Limitations of the review
This systematic review has some limitations. First, excluding conference papers may have limited the review’s scope, potentially obviating important advancements in AI tools for mental health presented at conferences. Second, the lack of critical analysis of the AI models used in reviewed studies hinders a comprehensive evaluation of their efficacy and reliability in mental health care settings. Third, the exclusion of studies published in languages other than English limits the generalizability of this synthesis as it disregards potentially relevant research findings that may contribute unique insights, methodologies, or outcomes specific to the cultural context of diverse populations.
Conclusions
This systematic review underscores the significant potential of AI to transform the landscape of mental health diagnosis, monitoring, and intervention. With over half of the studies assessed rated as good in quality, AI methodologies have demonstrated commendable accuracy in detecting and predicting mental health conditions across diverse datasets. Notably, machine learning algorithms showed efficacy in classifying various mental disorders and predicting treatment responses, suggesting a promising pathway for personalized mental health care.
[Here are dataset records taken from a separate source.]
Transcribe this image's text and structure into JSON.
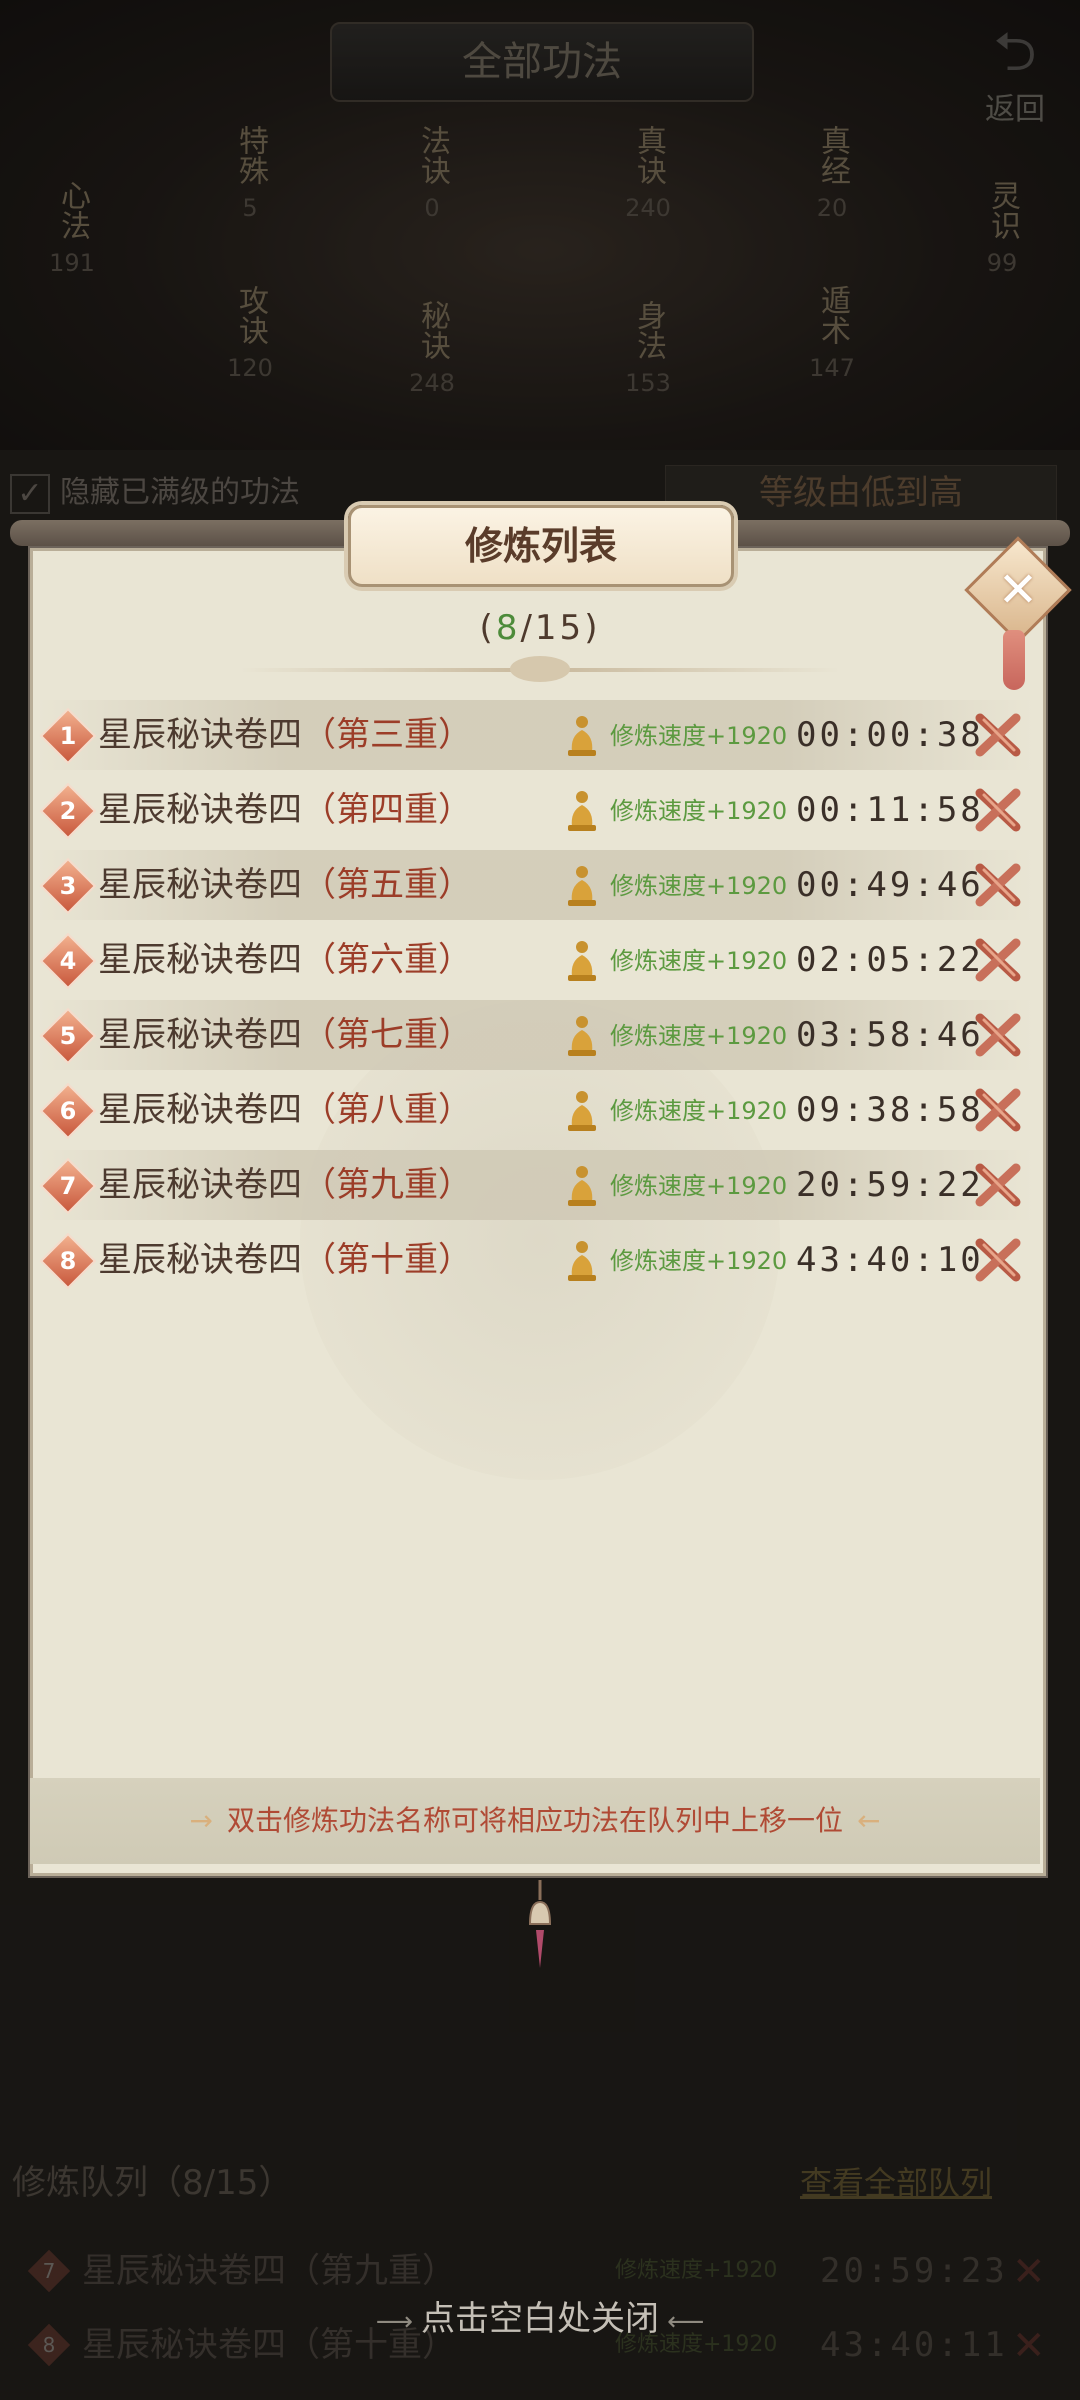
{
  "header": {
    "title": "全部功法",
    "back_label": "返回",
    "back_icon": "back-arrow-icon"
  },
  "categories": [
    {
      "label": "心法",
      "count": "191"
    },
    {
      "label": "特殊",
      "count": "5"
    },
    {
      "label": "攻诀",
      "count": "120"
    },
    {
      "label": "法诀",
      "count": "0"
    },
    {
      "label": "秘诀",
      "count": "248"
    },
    {
      "label": "真诀",
      "count": "240"
    },
    {
      "label": "身法",
      "count": "153"
    },
    {
      "label": "真经",
      "count": "20"
    },
    {
      "label": "遁术",
      "count": "147"
    },
    {
      "label": "灵识",
      "count": "99"
    }
  ],
  "filter": {
    "hide_maxed_label": "隐藏已满级的功法",
    "sort_label": "等级由低到高"
  },
  "dialog": {
    "title": "修炼列表",
    "counter_open": "(",
    "counter_current": "8",
    "counter_sep": "/",
    "counter_total": "15",
    "counter_close": ")",
    "items": [
      {
        "index": "1",
        "name": "星辰秘诀卷四",
        "layer": "（第三重）",
        "speed": "修炼速度+1920",
        "time": "00:00:38"
      },
      {
        "index": "2",
        "name": "星辰秘诀卷四",
        "layer": "（第四重）",
        "speed": "修炼速度+1920",
        "time": "00:11:58"
      },
      {
        "index": "3",
        "name": "星辰秘诀卷四",
        "layer": "（第五重）",
        "speed": "修炼速度+1920",
        "time": "00:49:46"
      },
      {
        "index": "4",
        "name": "星辰秘诀卷四",
        "layer": "（第六重）",
        "speed": "修炼速度+1920",
        "time": "02:05:22"
      },
      {
        "index": "5",
        "name": "星辰秘诀卷四",
        "layer": "（第七重）",
        "speed": "修炼速度+1920",
        "time": "03:58:46"
      },
      {
        "index": "6",
        "name": "星辰秘诀卷四",
        "layer": "（第八重）",
        "speed": "修炼速度+1920",
        "time": "09:38:58"
      },
      {
        "index": "7",
        "name": "星辰秘诀卷四",
        "layer": "（第九重）",
        "speed": "修炼速度+1920",
        "time": "20:59:22"
      },
      {
        "index": "8",
        "name": "星辰秘诀卷四",
        "layer": "（第十重）",
        "speed": "修炼速度+1920",
        "time": "43:40:10"
      }
    ],
    "hint": "双击修炼功法名称可将相应功法在队列中上移一位",
    "colors": {
      "accent_red": "#9c3d28",
      "speed_green": "#5c9a40",
      "counter_green": "#4d8b3a"
    }
  },
  "queue": {
    "title": "修炼队列（8/15）",
    "view_all_label": "查看全部队列",
    "items": [
      {
        "index": "7",
        "name": "星辰秘诀卷四（第九重）",
        "speed": "修炼速度+1920",
        "time": "20:59:23"
      },
      {
        "index": "8",
        "name": "星辰秘诀卷四（第十重）",
        "speed": "修炼速度+1920",
        "time": "43:40:11"
      }
    ]
  },
  "close_hint": "点击空白处关闭"
}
However, the review also highlighted critical limitations, including methodological inconsistencies, issues with data quality and diversity, and ethical challenges related to privacy and informed consent. These factors necessitate careful consideration in the development and application of AI tools in clinical practice. The findings inform AI developers and mental health practitioners, advocating for further exploration of data-driven approaches, improved model transparency, and rigorous external validation. Future research should aim to bridge existing gaps and enhance the robustness of AI applications in mental health to ensure they meet the diverse needs of patients effectively and ethically.
Funding
This study was not funded.
Competing interest
The authors have no conflicts of interest to declare.